American Academy Members Richard Meserve and Geneva Overholser will serve as the co-chairs of the Public Face of Science project.
A physicist, lawyer, and member of the American Academy's Council and Trust, Meserve is a Senior Of Counsel with Covington & Burling LLP. He is chairman of the International Nuclear Safety Group, chartered by the International Atomic Energy Agency. From 2003 to 2014, he served as president of the Carnegie Institution for Science, having previously served as the Chairman of the United States Nuclear Regulatory Commission. A Senior Fellow at the Democracy Fund, Overholser was the director of the USC Annenberg School of Journalism from 2008 to 2013. Previously, she held the Hurley Chair in Public Affairs Reporting for the Missouri School of Journalism. In addition, Overholser has been editor of the Des Moines Register, ombudsman of the Washington Post and a member of the editorial board of The New York Times.
"Research in science and engineering is integral to every aspect of our society, yet the scientific community continues to face challenges in portraying its work to the public," said Meserve. "While scientific literacy is an important goal, it is equally important to convey the nature of scientific discovery to the general population, so that citizens can better understand the process by which scientists arrive at a consensus on matters pertaining to their health, environment, security, and well-being. This American Academy study will take several approaches to understand better how the public arrives at its views regarding the output of scientific inquiry."

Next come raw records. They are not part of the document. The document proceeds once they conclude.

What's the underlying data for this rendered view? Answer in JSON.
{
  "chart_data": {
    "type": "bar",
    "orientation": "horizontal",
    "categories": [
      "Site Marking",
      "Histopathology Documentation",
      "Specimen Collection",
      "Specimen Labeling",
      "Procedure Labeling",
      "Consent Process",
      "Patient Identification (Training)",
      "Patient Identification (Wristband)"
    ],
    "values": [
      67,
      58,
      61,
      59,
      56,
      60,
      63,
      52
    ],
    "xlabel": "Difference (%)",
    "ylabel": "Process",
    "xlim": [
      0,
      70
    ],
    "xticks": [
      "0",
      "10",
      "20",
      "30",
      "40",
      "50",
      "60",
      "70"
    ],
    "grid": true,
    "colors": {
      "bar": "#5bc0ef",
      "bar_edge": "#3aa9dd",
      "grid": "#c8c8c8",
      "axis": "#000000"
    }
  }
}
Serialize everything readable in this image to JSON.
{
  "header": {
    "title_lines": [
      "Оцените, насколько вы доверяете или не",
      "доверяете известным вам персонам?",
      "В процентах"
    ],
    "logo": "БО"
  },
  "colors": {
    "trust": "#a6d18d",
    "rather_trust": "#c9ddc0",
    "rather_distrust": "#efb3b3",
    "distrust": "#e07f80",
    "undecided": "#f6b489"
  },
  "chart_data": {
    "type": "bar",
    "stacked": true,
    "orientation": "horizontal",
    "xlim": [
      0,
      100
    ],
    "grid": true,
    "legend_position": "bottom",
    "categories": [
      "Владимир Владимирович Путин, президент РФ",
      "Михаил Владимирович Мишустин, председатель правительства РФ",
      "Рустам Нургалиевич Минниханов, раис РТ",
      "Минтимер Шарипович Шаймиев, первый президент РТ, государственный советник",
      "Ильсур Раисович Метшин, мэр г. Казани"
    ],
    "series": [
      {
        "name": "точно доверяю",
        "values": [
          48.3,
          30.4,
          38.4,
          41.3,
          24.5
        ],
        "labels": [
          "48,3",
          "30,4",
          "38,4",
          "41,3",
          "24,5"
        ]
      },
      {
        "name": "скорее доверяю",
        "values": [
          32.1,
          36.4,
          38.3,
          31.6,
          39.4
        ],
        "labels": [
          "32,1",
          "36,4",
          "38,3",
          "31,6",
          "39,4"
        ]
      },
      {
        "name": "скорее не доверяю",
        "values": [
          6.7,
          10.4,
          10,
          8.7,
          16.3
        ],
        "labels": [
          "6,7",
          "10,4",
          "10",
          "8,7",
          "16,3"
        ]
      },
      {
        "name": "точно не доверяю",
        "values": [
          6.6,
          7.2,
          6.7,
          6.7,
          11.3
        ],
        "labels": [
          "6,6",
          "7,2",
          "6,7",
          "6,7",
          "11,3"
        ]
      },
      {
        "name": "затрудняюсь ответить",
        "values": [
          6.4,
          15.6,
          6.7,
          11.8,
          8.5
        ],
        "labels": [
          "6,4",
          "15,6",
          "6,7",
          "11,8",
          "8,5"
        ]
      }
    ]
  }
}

"The future will be enormously shaped by non-traditional forms of communication," said Overholser. "People today have so many ways to learn about science and its relevance to public policy, and those outlets are becoming increasingly important as the number of traditional science reporters continues to diminish. The Public Face of Science initiative will explore this evolving landscape and the effect that it has on the public's confidence in the validity of scientific information."
In addition to Meserve and Overholser, members of the steering committee for the Public Face of Science project include Emilio Bizzi, Massachusetts Institute of Technology; Geoffrey Cowan, University of Southern California; Ellen Futter, American Museum of Natural History; Sylvester James Gates, Jr., University of Maryland; President's Council of Advisors on Science and Technology; Kathleen Hall Jamieson, University of Pennsylvania; Robert Hauser, National Research Council and the University of Wisconsin-Madison; Rush Holt, American Association for the Advancement of Science; Venkatesh Narayanamurti, Harvard University; Nora Newcombe, Temple University; Kenneth Prewitt, Columbia University; Rebecca Rimel, Pew Charitable Trusts, and Cristián Samper, Wildlife Conservation Society.
The Public Face of Science project is funded in part by the Gordon and Betty Moore Foundation.
Founded in 1780, the American Academy of Arts and Sciences is one of the country's oldest learned societies and independent policy research centers, convening leaders from the academic, business, and government sectors to respond to the challenges facing the nation and the world. Current Academy research focuses on science and technology policy; higher education, the humanities, and the arts; global security and energy; and American institutions and the public good. The Academy's work is advanced by its elected members, who are leaders in the academic disciplines, the arts, business, and public affairs from around the world.